High school passes accreditation process


PARIS — Oxford Hills Comprehensive High School has been reaccredited by the New England Association of Schools and Colleges.

The announcement was made this week by school Principal Ted Moccia and Oxford Hills Technical School Director Shawn Lambert.

In the 59-page report, which is available to the public at the town library, school library, high school administrative office and the central office in Oxford, the NEASC details both positive areas and areas that need improvement in assessing the quality of education at the high school.

“There’s no shockers,” Moccia said Tuesday. “They’re all things we currently work on.”

Moccia said the report, which reflects 10 years of work both on the local and commission levels, probably has two commendations for every one recommendation.

“It’s a great report,” Moccia said. He acknowledged the “hard work” of the staff and the steering committee both in day-to-day chores and work specific to the reaccreditation process.


The reaccreditation program is a three-fold process involving a self study by on-site educators that was conducted in the school between November  2008 and October 2010, a more recent on-site evaluation by the commission’s visiting team and the follow-up program that the local educators conduct to implement the commission’s recommendations and issues found during the self study.

In the report, the NEASC found a number of positive issues, commending school officials in a variety of areas.

In the area of curriculum, the school was commended in part for the wide use of assessment strategies and professional development, the ability of students to earn college credit through Advanced Placement programs, the variety of course offerings, the implementation of standards-based grading and the identification of clear departmental learning outcomes.

Moccia said he was particularly pleased with a commendation for the school’s safe, positive, respectful environment and the pride shown by educators and students in their school.

Moccia said the recommendations for improvement were not surprising. He noted one that called for more “depth over breadth in course materials.” He explained this as “how deep or shallow” do you teach a concept based on what assessments methods call for. He also noted a recommendation that calls for better teacher evaluation. That is something they are working hard on, he said.

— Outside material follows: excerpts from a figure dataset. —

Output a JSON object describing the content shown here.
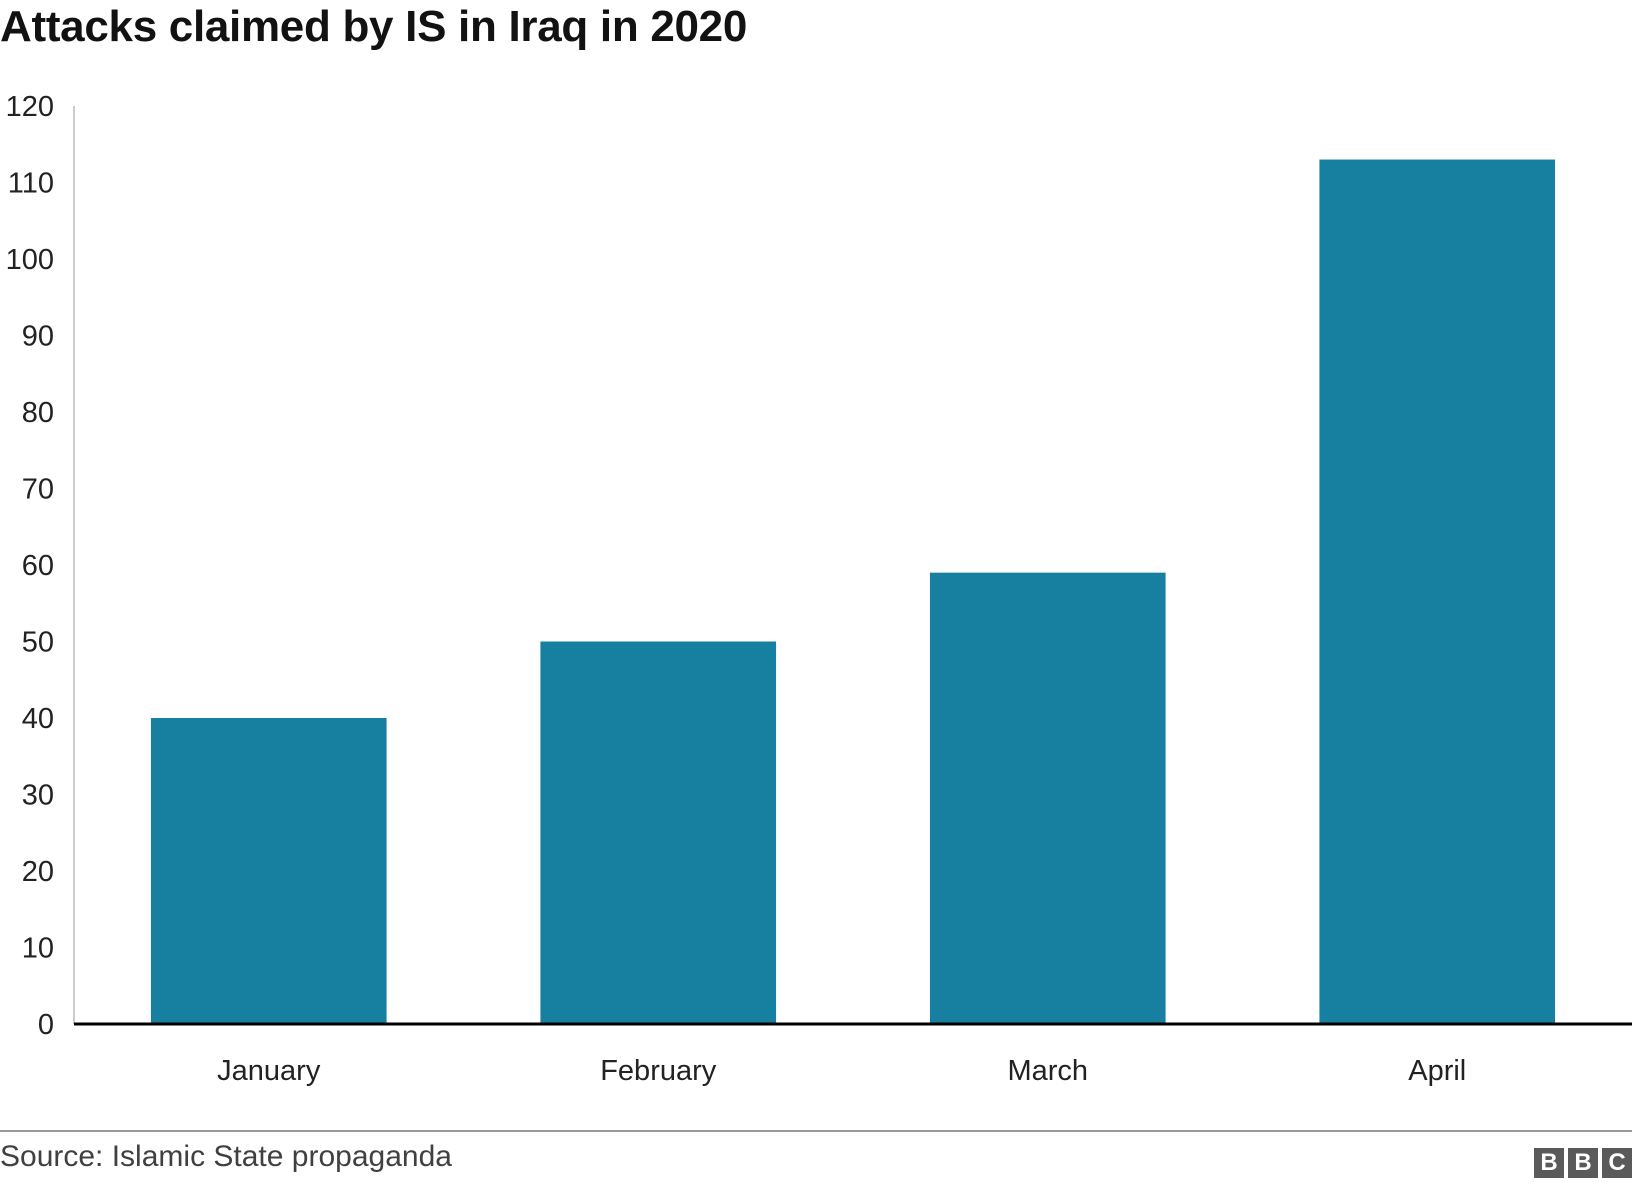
{
  "title": "Attacks claimed by IS in Iraq in 2020",
  "source": "Source: Islamic State propaganda",
  "logo": [
    "B",
    "B",
    "C"
  ],
  "colors": {
    "bar": "#1780a1",
    "axis": "#000000",
    "grid": "#cccccc",
    "text": "#222222"
  },
  "chart_data": {
    "type": "bar",
    "categories": [
      "January",
      "February",
      "March",
      "April"
    ],
    "values": [
      40,
      50,
      59,
      113
    ],
    "title": "Attacks claimed by IS in Iraq in 2020",
    "xlabel": "",
    "ylabel": "",
    "ylim": [
      0,
      120
    ],
    "yticks": [
      0,
      10,
      20,
      30,
      40,
      50,
      60,
      70,
      80,
      90,
      100,
      110,
      120
    ],
    "grid": false,
    "legend": "none"
  }
}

Among the many technical school commendations were praise for the number of technical programs aligned to nationally recognized curriculum and/or certification, the 100 percent passing rate of the state of Maine nursing assistant tests in the Allied Health program, the high quality student work and safety in a number of programs such as building, culinary arts, forestry and wood harvesting and graphic design.

The commission did make some recommendations such as continual upgrading of technology and software for the technical students.

Continued accreditation, which is a voluntary process, requires that the school be re-evaluated at least once every 10 years and that it show progress in addressing needs that were identified during the process.

Established in 1885, the NEASC is the oldest of the six regional accrediting agencies in the United States. It awards membership and accreditation to educational institutions, including grade schools and high schools in New England.

A report detailing the plan to implement the recommendations is expected to be presented to the board next fall.